Two things before I start today: one, I told the king about the prophet. . . . two, I'm thinking through freedom versus obligation.
It's so funny how these things play out in my life, so that I can actually SEE what it is that I mean! Einstein is supposed to have said that "coincidence is God's way of remaining anonymous".
So I told the king last night that I'd been writing here. He took it well, I think, perhaps taken aback by the 'secret' aspect of not having told him this. He also - as suspected - brought up the problematic of writing non-work stuff when I have so much work stuff to do. This is a major difference between us. He's a get-it-done-first-then-relax sort of person; I'm an enjoy-it-while-you-can sort of one. Also a I-can't-work-all-the-time sort, and as the dissertation would take up every waking hour, there has been a grave necessity to allow for some pleasurable distractions along the way. Of which I count him my major pleasure - and distraction - but there's other stuff as well. My garden. The occasional knitting or sewing. God - I've given up so much already. . . . I haven't played music in 2 years. I haven't sung. I haven't started a new quilt. I haven't sewn a dress since my wedding dress. I've felt guilty reading anything but law or philsophy.
But the thing is - life is built on freedom. For me, anyway.
It's not unlimited freedom - if you don't work, it won't get done! Yet there is also freedom in the working. I don't work well under the weight of duty, or the"ought". It robs me of the freedom to work joyously. And this is why I think I have needed also to write just for fun. Saying what I like, with no foundational requirements, no format requirements, and no judging looming over me second-guessing what I perhaps should have been doing, instead. It's like saying that anything short of a masterpiece isn't worth working on as an artist, let's say. So forget those sketches; those little cartoons. Don't take that walk or stop in that cafe for a hot whiskey. Keep your eyes on your work.
Big sigh.
This is a big piece for me. This IS my work! I'm still learning how to call the shots in my own life. It's not about what the king says - or even thinks - this really is about my own motivation. What I think, and why. NOT in an it's-all-about-me mode, but in the how-I-live-life mode! And is it free? Is it authentic? Or is it in response to what I perceive others want, without them even asking? Which was always my default.
The good thing is that this has nothing to do with how others respond, or whether others allow me this kind of freedom. I have it. The question is, will I live in it? The king has really helped me here. He expects he married an autonomous grown-up. SURPRISE! grin. . . .
But here's how this fits: I've been looking at assertions of "human rights" as arguments in disputed moral issues. I've always been a bit leery of human rights as 'sources' for entitlements because they don't deal with who provides all these things, to whom, and who gets the bill. So perhaps you have the right to control the autonomy of your body, for example, in connection with terminating pregnancy - but if we term it AS a right, does that not imply that someone will have the obligation to provide the means by which to do so?

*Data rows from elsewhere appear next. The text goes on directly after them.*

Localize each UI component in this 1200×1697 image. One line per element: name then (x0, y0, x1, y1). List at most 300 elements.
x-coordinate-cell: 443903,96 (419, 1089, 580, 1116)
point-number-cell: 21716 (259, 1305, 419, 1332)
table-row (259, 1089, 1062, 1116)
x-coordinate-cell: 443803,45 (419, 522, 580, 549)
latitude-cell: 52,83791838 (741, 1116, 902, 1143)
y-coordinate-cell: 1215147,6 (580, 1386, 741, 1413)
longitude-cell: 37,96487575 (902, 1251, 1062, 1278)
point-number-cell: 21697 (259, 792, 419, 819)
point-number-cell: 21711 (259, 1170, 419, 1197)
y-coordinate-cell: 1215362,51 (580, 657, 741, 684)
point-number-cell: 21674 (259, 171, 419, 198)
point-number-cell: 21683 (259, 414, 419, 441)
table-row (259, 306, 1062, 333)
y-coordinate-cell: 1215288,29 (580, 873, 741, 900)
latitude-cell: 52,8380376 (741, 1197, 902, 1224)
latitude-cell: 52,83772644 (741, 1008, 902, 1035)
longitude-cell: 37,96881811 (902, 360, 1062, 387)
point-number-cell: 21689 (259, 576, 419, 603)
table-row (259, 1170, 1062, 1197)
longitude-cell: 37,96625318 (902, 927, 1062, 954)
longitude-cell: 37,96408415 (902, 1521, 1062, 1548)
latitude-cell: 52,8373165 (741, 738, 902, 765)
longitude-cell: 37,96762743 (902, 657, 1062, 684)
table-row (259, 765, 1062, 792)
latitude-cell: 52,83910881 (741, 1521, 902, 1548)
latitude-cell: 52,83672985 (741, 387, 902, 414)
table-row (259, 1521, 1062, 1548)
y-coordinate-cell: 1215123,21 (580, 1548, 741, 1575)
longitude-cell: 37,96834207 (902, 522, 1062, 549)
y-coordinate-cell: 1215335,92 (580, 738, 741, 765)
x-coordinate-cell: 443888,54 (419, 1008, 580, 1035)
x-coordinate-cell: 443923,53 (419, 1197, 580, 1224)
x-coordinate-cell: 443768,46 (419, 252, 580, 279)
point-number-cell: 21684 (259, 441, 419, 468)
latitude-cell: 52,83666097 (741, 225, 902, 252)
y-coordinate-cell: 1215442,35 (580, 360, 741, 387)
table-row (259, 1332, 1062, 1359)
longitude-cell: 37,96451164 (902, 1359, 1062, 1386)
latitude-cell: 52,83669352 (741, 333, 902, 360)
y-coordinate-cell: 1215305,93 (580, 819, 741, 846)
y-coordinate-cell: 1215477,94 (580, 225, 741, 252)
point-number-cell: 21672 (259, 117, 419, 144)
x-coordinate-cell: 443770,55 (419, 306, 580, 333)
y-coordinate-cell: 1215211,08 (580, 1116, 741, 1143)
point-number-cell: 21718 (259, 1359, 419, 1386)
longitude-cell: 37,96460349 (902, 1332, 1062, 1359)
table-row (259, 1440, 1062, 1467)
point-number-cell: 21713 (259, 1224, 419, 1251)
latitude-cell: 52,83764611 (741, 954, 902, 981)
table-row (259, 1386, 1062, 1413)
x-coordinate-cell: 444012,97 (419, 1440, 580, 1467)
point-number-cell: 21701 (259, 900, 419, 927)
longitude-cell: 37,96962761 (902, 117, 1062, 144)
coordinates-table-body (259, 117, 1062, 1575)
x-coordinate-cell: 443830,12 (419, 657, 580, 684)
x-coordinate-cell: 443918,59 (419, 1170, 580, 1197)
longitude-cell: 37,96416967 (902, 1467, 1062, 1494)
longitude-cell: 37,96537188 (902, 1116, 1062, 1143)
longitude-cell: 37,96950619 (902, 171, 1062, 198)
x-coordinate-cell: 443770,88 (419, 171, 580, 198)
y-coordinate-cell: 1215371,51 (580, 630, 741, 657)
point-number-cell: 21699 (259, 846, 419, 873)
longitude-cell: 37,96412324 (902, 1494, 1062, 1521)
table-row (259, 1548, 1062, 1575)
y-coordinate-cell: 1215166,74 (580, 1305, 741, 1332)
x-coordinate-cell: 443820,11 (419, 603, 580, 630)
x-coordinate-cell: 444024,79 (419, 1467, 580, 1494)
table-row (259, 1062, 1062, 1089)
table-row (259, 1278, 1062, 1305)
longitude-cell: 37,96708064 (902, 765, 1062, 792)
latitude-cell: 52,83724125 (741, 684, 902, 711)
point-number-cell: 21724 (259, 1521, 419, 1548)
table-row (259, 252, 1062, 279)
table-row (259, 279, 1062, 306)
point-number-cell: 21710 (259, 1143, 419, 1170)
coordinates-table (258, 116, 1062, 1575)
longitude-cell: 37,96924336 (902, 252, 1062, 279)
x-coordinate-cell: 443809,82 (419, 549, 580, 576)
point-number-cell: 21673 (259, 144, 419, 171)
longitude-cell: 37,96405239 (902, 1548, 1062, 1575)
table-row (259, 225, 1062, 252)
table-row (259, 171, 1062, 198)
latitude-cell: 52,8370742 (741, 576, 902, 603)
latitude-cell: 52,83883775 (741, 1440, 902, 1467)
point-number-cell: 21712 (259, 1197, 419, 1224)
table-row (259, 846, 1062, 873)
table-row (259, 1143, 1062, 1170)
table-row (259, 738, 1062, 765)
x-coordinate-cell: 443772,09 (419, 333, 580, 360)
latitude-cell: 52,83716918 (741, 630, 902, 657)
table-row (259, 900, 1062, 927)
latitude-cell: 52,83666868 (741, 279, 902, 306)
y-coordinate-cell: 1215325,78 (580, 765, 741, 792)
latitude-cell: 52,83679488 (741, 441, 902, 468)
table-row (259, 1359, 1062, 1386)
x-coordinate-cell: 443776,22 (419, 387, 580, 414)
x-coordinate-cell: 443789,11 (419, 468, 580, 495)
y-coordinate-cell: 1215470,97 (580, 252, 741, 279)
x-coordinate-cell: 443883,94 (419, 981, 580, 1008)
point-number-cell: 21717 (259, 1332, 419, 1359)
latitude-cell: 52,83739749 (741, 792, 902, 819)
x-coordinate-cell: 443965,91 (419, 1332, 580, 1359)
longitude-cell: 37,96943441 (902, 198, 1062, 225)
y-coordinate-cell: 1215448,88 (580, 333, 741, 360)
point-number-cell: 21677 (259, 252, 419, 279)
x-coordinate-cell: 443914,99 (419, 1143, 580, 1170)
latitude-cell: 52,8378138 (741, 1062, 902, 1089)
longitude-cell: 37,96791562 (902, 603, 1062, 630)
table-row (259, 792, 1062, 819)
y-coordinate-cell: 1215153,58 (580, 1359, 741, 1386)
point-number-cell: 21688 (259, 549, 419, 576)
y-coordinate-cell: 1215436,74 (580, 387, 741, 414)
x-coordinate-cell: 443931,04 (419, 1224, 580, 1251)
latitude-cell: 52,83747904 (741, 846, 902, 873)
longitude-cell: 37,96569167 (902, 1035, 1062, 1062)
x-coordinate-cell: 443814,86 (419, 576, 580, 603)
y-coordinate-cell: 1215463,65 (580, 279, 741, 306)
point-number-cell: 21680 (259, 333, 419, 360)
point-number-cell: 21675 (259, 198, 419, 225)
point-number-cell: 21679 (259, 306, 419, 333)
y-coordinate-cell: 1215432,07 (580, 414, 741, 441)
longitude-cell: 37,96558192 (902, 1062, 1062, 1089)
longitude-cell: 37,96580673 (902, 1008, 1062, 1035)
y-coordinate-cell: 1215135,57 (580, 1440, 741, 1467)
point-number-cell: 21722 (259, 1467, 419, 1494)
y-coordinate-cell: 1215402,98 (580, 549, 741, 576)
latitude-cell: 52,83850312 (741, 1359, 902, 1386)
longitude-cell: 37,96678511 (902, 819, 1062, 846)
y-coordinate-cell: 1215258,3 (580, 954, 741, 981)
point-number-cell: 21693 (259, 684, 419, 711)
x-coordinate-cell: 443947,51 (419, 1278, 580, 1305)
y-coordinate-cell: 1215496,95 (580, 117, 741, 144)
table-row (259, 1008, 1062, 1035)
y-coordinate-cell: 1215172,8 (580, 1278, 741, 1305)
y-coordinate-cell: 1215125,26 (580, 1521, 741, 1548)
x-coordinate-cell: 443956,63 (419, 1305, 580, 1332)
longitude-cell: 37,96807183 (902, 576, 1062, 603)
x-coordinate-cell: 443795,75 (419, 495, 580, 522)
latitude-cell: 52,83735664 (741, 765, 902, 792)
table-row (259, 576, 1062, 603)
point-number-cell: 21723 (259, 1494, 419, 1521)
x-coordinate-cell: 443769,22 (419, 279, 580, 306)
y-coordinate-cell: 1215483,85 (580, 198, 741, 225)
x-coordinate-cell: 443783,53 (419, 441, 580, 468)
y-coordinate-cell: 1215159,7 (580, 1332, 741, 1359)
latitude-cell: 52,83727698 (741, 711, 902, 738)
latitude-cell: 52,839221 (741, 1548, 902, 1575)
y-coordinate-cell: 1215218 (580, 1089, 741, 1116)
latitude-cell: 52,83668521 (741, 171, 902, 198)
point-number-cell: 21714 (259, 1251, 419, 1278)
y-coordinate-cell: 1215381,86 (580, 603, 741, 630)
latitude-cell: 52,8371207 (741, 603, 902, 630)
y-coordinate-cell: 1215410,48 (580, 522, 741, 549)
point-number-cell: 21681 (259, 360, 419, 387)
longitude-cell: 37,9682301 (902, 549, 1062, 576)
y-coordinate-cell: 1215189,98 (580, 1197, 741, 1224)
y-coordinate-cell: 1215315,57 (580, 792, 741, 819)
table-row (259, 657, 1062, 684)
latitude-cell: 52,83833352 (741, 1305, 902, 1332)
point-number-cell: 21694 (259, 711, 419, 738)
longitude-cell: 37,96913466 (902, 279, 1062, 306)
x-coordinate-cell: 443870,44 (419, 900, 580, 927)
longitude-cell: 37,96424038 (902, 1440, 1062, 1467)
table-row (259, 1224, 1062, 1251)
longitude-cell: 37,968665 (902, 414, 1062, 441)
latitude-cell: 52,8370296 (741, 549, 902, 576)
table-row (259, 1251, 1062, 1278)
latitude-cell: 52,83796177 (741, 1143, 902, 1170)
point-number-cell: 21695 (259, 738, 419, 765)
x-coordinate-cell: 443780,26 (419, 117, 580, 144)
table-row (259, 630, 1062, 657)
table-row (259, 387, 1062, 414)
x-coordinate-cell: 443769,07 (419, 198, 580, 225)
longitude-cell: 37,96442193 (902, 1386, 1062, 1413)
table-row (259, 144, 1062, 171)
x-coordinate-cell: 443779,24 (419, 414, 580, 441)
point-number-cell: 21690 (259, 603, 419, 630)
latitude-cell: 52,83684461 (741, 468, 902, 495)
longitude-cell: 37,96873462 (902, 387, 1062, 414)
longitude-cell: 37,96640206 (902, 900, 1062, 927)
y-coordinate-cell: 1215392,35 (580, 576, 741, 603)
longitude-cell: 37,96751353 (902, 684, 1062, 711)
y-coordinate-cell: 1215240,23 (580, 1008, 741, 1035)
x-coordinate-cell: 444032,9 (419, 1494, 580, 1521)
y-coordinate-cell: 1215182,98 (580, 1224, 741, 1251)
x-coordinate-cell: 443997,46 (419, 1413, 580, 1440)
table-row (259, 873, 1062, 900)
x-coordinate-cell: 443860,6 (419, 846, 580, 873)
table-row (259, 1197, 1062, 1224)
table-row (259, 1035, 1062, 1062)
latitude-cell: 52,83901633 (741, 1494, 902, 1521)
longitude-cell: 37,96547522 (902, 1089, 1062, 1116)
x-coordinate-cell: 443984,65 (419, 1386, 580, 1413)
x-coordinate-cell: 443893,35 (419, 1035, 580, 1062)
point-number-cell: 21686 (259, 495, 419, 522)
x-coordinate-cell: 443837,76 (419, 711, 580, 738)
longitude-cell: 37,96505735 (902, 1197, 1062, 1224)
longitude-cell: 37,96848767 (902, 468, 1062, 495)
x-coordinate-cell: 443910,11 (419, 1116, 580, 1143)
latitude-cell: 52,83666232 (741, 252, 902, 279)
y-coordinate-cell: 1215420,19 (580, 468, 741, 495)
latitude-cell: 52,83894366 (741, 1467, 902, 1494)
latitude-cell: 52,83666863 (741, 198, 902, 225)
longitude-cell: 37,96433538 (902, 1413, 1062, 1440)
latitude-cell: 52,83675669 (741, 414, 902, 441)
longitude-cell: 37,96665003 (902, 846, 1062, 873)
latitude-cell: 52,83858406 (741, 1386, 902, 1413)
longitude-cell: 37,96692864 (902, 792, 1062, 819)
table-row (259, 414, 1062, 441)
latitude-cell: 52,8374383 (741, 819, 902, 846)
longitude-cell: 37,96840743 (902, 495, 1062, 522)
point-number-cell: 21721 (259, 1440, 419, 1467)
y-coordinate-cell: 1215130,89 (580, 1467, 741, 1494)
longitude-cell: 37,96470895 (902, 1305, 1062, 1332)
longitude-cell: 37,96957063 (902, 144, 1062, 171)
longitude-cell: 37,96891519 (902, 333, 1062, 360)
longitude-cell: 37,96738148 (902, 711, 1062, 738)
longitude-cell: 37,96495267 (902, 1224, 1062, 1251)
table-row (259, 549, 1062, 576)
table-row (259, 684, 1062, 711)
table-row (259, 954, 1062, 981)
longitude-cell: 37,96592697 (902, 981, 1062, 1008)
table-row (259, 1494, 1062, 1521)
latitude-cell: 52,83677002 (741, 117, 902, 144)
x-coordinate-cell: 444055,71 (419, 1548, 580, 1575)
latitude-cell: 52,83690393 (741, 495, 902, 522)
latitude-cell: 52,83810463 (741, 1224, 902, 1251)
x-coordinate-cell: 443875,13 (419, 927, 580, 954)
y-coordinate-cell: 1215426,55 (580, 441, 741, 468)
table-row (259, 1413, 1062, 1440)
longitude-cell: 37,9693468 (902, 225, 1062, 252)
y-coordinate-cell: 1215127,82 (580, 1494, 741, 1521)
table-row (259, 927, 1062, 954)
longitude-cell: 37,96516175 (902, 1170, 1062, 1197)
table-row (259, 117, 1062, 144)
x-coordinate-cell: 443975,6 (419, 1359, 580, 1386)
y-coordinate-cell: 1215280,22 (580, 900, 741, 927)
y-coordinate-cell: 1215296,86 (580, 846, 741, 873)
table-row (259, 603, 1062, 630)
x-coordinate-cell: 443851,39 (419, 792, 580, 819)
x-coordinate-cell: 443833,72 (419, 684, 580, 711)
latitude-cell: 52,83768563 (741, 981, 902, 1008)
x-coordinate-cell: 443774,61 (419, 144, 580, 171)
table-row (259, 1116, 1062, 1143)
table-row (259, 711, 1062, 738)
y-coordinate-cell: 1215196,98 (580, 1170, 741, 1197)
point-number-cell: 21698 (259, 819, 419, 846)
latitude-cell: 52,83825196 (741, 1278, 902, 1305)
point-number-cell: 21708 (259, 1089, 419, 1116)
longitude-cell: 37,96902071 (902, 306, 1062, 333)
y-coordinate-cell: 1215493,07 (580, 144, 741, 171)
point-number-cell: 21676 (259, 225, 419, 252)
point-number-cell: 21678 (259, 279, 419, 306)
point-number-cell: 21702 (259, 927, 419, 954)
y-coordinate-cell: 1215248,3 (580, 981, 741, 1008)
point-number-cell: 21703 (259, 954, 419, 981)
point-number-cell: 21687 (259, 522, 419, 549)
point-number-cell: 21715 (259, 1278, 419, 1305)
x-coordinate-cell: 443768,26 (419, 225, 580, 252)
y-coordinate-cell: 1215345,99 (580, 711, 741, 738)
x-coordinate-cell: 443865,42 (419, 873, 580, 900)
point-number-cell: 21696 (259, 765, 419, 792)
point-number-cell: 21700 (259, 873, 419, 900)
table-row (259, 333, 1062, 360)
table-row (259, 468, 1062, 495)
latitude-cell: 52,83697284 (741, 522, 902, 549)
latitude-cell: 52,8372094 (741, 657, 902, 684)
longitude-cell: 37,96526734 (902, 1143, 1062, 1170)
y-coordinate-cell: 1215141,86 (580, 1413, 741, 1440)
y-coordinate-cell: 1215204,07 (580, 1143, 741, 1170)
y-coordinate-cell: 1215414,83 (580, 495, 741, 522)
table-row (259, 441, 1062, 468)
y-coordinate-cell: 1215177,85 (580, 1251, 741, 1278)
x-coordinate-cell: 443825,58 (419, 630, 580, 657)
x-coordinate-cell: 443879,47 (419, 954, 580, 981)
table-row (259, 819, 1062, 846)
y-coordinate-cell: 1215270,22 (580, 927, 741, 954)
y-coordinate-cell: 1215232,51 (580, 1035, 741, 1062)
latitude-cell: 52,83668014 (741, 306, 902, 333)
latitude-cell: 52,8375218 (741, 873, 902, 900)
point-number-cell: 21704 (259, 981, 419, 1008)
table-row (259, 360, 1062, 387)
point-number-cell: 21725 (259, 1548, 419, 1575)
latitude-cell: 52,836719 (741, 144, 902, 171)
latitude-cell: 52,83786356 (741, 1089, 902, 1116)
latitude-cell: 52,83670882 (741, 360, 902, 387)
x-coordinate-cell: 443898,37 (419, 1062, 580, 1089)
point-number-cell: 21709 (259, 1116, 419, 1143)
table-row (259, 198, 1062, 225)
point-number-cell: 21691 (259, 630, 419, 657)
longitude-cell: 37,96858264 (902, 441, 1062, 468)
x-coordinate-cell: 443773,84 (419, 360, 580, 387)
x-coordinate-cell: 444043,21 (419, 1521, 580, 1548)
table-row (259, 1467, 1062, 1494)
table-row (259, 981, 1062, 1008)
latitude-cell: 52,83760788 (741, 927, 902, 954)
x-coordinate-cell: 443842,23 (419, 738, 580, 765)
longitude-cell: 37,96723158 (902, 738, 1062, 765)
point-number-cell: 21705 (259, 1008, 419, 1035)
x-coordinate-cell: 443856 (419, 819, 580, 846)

In other words, what good is a "right" to exercise control over one's body if there is no viable means provided of doing so?
As a lawyer, I don't like to hear talk of rights unless there's talk of corresponding means - the enabling legislation that puts a shape on the other side of rights: who provides them, to whom, how, and at what cost to whom.
As a person, however, I don't particularly like being importuned on the obligation side. I prefer the free and easy gift, without thought of the underlying side of duty. I don't like to do things because it's my duty - I want to do them because it's my delight.
I love this quote from Onora O'Neill:
I was once publicly admonished for asking who holds the obligations that correspond to an alleged right to health (not merely to a right to health care!) on the grounds that health is too important to human beings not to be the object of a right.God is still anonymous, eh? Maybe that's how we can work in the idea of prayer.